Ungeachtet der kurzen Phase des Zweifels befürwortete Pacelli also Anfang Juli 1929 unverändert, Schreiber zum Weihbischof und künftigen Diözesanbischof von Berlin zu ernennen. In verspäteter Umsetzung der päpstlichen Instruktion kommunizierte er diesen Plan schließlich auch dem Breslauer Oberhirten und zwar noch am selben Tag, an dem er sich entschloss, seinen letzten Bericht nicht nach Rom zu übermitteln.79 Bertram zeigte sich von der Personalie hocherfreut: „Den Katholiken des Bistums Berlin kann man innig gratulieren zu einem so musterhaften Oberhirten, dessen Manneskraft, Vielseitigkeit, Schaffensfreude und geziemendes Auftreten zu den besten Hoffnungen berechtigt.“80 Direkt im Anschluss an dieses zustimmende Urteil bat der Nuntius den Meißener Diözesanbischof, ihn „zwecks einer wichtigen Mitteilung“81 in Berlin aufzusuchen.

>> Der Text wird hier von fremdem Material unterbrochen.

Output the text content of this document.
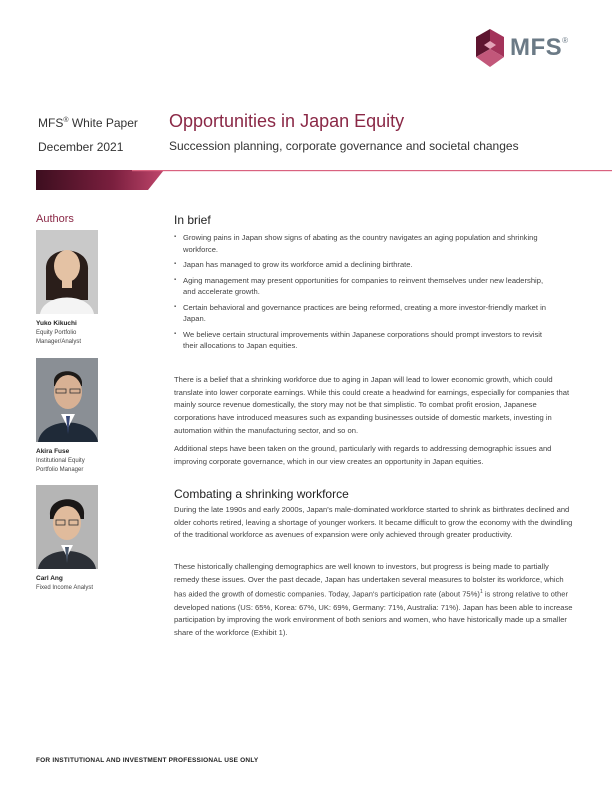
MFS®
MFS® White Paper
December 2021
Opportunities in Japan Equity
Succession planning, corporate governance and societal changes
Authors
Yuko Kikuchi
Equity Portfolio
Manager/Analyst
Akira Fuse
Institutional Equity
Portfolio Manager
Carl Ang
Fixed Income Analyst
In brief
▪ Growing pains in Japan show signs of abating as the country navigates an aging population and shrinking workforce.
▪ Japan has managed to grow its workforce amid a declining birthrate.
▪ Aging management may present opportunities for companies to reinvent themselves under new leadership, and accelerate growth.
▪ Certain behavioral and governance practices are being reformed, creating a more investor-friendly market in Japan.
▪ We believe certain structural improvements within Japanese corporations should prompt investors to revisit their allocations to Japan equities.

There is a belief that a shrinking workforce due to aging in Japan will lead to lower economic growth, which could translate into lower corporate earnings. While this could create a headwind for earnings, especially for companies that mainly source revenue domestically, the story may not be that simplistic. To combat profit erosion, Japanese corporations have introduced measures such as expanding businesses outside of domestic markets, investing in automation within the manufacturing sector, and so on.

Additional steps have been taken on the ground, particularly with regards to addressing demographic issues and improving corporate governance, which in our view creates an opportunity in Japan equities.

Combating a shrinking workforce

During the late 1990s and early 2000s, Japan's male-dominated workforce started to shrink as birthrates declined and older cohorts retired, leaving a shortage of younger workers. It became difficult to grow the economy with the dwindling of the traditional workforce as avenues of expansion were only achieved through greater productivity.

These historically challenging demographics are well known to investors, but progress is being made to partially remedy these issues. Over the past decade, Japan has undertaken several measures to bolster its workforce, which has aided the growth of domestic companies. Today, Japan's participation rate (about 75%)$^1$ is strong relative to other developed nations (US: 65%, Korea: 67%, UK: 69%, Germany: 71%, Australia: 71%). Japan has been able to increase participation by improving the work environment of both seniors and women, who have historically made up a smaller share of the workforce (Exhibit 1).

FOR INSTITUTIONAL AND INVESTMENT PROFESSIONAL USE ONLY
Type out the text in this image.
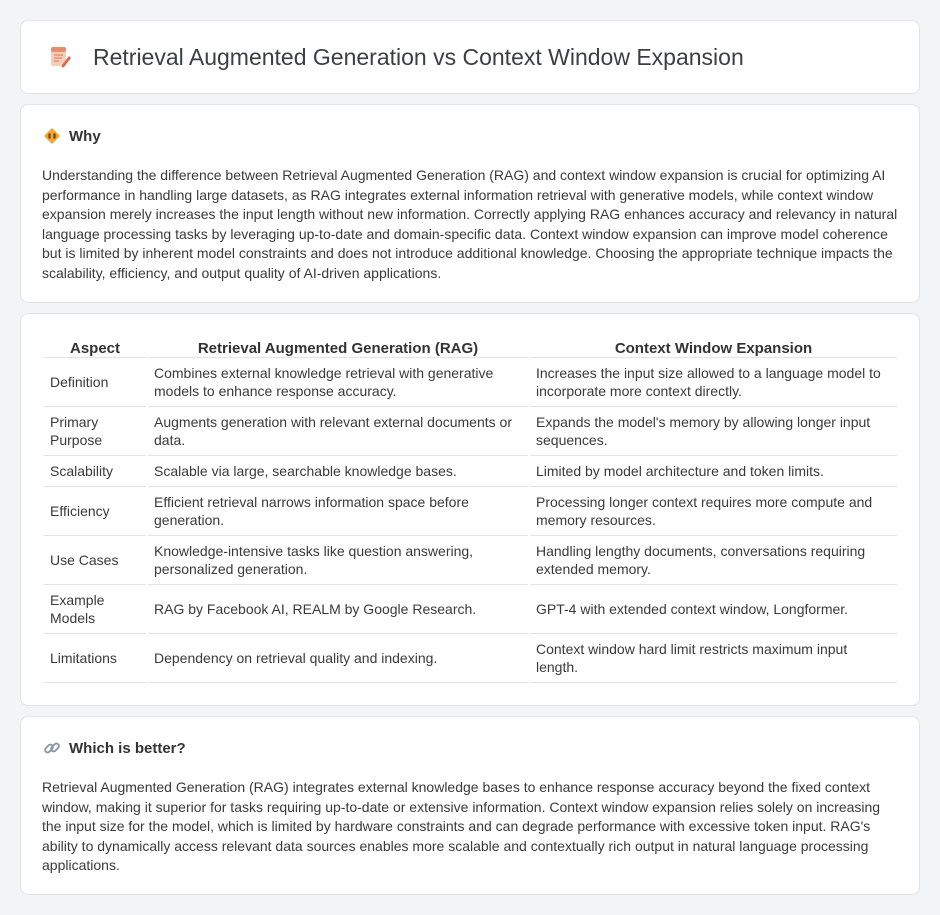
Retrieval Augmented Generation vs Context Window Expansion
Why

Understanding the difference between Retrieval Augmented Generation (RAG) and context window expansion is crucial for optimizing AI performance in handling large datasets, as RAG integrates external information retrieval with generative models, while context window expansion merely increases the input length without new information. Correctly applying RAG enhances accuracy and relevancy in natural language processing tasks by leveraging up-to-date and domain-specific data. Context window expansion can improve model coherence but is limited by inherent model constraints and does not introduce additional knowledge. Choosing the appropriate technique impacts the scalability, efficiency, and output quality of AI-driven applications.

Aspect	Retrieval Augmented Generation (RAG)	Context Window Expansion
Definition	Combines external knowledge retrieval with generative models to enhance response accuracy.	Increases the input size allowed to a language model to incorporate more context directly.
Primary Purpose	Augments generation with relevant external documents or data.	Expands the model's memory by allowing longer input sequences.
Scalability	Scalable via large, searchable knowledge bases.	Limited by model architecture and token limits.
Efficiency	Efficient retrieval narrows information space before generation.	Processing longer context requires more compute and memory resources.
Use Cases	Knowledge-intensive tasks like question answering, personalized generation.	Handling lengthy documents, conversations requiring extended memory.
Example Models	RAG by Facebook AI, REALM by Google Research.	GPT-4 with extended context window, Longformer.
Limitations	Dependency on retrieval quality and indexing.	Context window hard limit restricts maximum input length.
Which is better?

Retrieval Augmented Generation (RAG) integrates external knowledge bases to enhance response accuracy beyond the fixed context window, making it superior for tasks requiring up-to-date or extensive information. Context window expansion relies solely on increasing the input size for the model, which is limited by hardware constraints and can degrade performance with excessive token input. RAG's ability to dynamically access relevant data sources enables more scalable and contextually rich output in natural language processing applications.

Pacelli präferierte das Vier-Augen-Gespräch, um die binnenkirchlich wie kirchenextern weittragende Entscheidung zu kommunizieren und möglicherweise auf besondere persönliche Empfehlungen und Schwerpunkte hinzuweisen – zu denken ist hier an die von Pacelli selbst angekündigte Diskussion über die Ausbildung der Priesteramtskandidaten. Doch darüber bemerkte Pacelli nichts, als er knapp eine Woche nach der Audienz, die am 12. Juli stattfand,82 Gasparri informierte.83 Stattdessen berichtete er, seinem Gesprächspartner verdeutlicht zu haben, dass die päpstliche Anordnung, als Bischof nach Berlin zu gehen, angesichts der exponierten Wichtigkeit des dortigen Bischofsstuhls für Schreiber als „ein Beweis des besonderen Vertrauens und Wohlwollens von Seiten Seiner Heiligkeit“84 gelten könne. Schreiber sei sofort bereit gewesen, dem Willen des Papstes Folge zu leisten, habe aber auch die Nachteile angesprochen, die sich aus seinem Transfer für die Diözese Meißen ergäben. Dort habe er verschiedene Projekte initiiert, die seine Gegenwart noch für einige Jahre erfordern würden. Laut eigener Darstellung entgegnete Pacelli, dass der Heilige Stuhl gewiss für einen Nachfolger sorgen werde, der die begonnenen Unternehmungen vollende. Daraufhin habe Schreiber seiner Nomination zugestimmt.85

Dieser Punkt war damit geklärt. Pacelli überlegte weiter, welche Vorgehensweise bei der konkreten Einsetzung am praktikabelsten sei. Nach dem einmütigen Urteil „von sachkundigen Personen“86, die er vertraulich befragt habe – wiederum mündlich ohne schriftliche Belege im Nuntiaturarchiv –, sei es klug, bis nach dem Austausch der Ratifikationsurkunden am 13. August und damit bis zum letzten Akt der Verabschiedung des Preußenkonkordats zu warten. Auf diese Weise würden irgendwelche verhängnisvollen Auswirkungen und Polemiken in letzter Sekunde zulasten des Vertrags ausgeschlossen. Weil allerdings in Berlin noch kein Domkapitel existiere, sei eine Bischofswahl, wie im Preußenkonkordat vorgesehen,87 nicht möglich. Vielmehr müsse die Einsetzung Gegenstand einer „besonderen Vereinbarung“88 werden. Deshalb schlug Pacelli vor, die Regierung direkt nach der Übergabe der Ratifikationsdokumente von der Absicht des Heiligen Stuhls in Kenntnis zu setzen, Schreiber an die Spitze des neuen Bistums zu stellen und ihr umgehend die Möglichkeit zu geben, Einwände politischer Natur gegen den Erwählten vorzubringen. Es sei allerdings nicht davon auszugehen, dass sie Einspruch erheben werde. Da jedoch die Diözese nicht ohne dazugehörige Zirkumskriptionsbulle kanonisch errichtet werden könne, sei es wiederum nicht möglich, den Bischof sofort zu ernennen. Daher schwebte Pacelli als Lösung vor, dass Schreiber in der Zeit zwischen der Mitteilung an die Regierung und der Promulgation der Bulle provisorisch das Amt eines Apostolischen Administrators des Gebiets der aktuellen Delegatur von Berlin mit allen Vollmachten eines Diözesanbischofs übernehmen könnte. In diesem Fall würde bereits in angemessener Weise für die geistlichen Bedürfnisse der Gläubigen in diesem Gebiet gesorgt.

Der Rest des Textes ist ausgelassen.